The `ccd` optional dependencies are required to download and process the data. 

In [None]:
# Import the package
import scicoda
import polars as pl

# Set Polars configuration for better display
pl.Config.set_tbl_rows(10)
pl.Config.set_tbl_cols(-1)

print("SciCoDa successfully imported!")

## 2. Periodic Table Data

SciCoDa provides comprehensive periodic table data from PubChem with additional properties from the Blue Obelisk repository.

In [None]:
# Get the complete periodic table
periodic_table = scicoda.atom.periodic_table()

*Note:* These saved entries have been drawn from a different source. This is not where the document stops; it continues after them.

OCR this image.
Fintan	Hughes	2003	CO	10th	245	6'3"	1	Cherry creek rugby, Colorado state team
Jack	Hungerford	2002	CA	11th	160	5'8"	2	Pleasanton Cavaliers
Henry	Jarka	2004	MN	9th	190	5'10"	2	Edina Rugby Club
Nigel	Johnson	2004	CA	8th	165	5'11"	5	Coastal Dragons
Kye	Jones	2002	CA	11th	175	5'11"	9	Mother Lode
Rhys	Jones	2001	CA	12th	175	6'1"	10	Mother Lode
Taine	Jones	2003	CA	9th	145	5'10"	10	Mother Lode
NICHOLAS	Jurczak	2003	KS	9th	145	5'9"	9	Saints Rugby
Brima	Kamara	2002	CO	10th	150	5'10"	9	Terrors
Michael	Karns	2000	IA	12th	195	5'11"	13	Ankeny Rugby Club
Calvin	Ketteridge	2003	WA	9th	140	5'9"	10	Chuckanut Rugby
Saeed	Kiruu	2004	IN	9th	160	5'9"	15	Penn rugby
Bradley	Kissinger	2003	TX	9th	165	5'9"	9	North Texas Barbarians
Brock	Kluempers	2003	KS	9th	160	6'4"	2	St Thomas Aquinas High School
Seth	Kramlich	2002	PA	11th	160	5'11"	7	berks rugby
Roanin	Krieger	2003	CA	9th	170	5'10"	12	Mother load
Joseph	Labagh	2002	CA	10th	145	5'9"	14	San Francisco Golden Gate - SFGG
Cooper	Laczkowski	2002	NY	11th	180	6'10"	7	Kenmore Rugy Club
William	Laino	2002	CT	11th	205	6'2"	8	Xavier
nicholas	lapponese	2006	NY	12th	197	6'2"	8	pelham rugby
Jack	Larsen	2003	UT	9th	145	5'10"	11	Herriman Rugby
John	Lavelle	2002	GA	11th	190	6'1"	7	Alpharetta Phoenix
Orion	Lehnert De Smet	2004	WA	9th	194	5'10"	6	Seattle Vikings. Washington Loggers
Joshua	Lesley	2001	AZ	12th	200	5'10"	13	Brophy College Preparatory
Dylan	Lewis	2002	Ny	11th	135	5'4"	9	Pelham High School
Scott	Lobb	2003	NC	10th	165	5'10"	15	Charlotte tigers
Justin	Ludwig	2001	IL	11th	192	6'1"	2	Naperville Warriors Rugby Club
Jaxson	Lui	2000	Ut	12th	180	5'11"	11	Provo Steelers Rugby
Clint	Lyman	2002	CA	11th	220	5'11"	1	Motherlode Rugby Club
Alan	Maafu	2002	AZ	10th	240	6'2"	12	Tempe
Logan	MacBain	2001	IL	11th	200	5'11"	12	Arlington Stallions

print(f"Total elements: {len(periodic_table)}")
print(f"\nColumns: {periodic_table.columns}")
print("\nFirst 5 elements:")
periodic_table.head()

### Exploring Element Properties

In [None]:
# Get properties of a specific element (Carbon)
carbon = periodic_table.filter(pl.col("symbol") == "C")
print("Carbon properties:")
carbon

In [None]:
# Get all noble gases
noble_gases = periodic_table.filter(pl.col("block") == "noble gas")
print("Noble gases:")
noble_gases.select(["z", "symbol", "name", "mass", "vdwr"])

In [None]:
# Find elements with specific properties
# Example: Elements with high electronegativity (> 3.0)
high_en = periodic_table.filter(
    pl.col("en_pauling") > 3.0
).select(["symbol", "name", "en_pauling", "block"])

print("Elements with high electronegativity (> 3.0):")
high_en

In [None]:
# Get elements by period and group
period_3 = periodic_table.filter(
    pl.col("period") == 3
).select(["z", "symbol", "name", "group", "block", "mass"])

print("Period 3 elements:")
period_3

### Statistical Analysis

In [None]:
# Calculate average properties by block
block_stats = periodic_table.group_by("block").agg([
    pl.count("symbol").alias("count"),
    pl.col("mass").mean().alias("avg_mass"),
    pl.col("vdwr").mean().alias("avg_vdwr"),
    pl.col("en_pauling").mean().alias("avg_electronegativity")
]).sort("count", descending=True)

print("Average properties by block:")
block_stats

## 3. AutoDock Atom Types

AutoDock atom types are essential for molecular docking simulations. SciCoDa provides these definitions with hydrogen bonding properties.

In [None]:
# Get AutoDock atom types
autodock_types = scicoda.atom.autodock_atom_types()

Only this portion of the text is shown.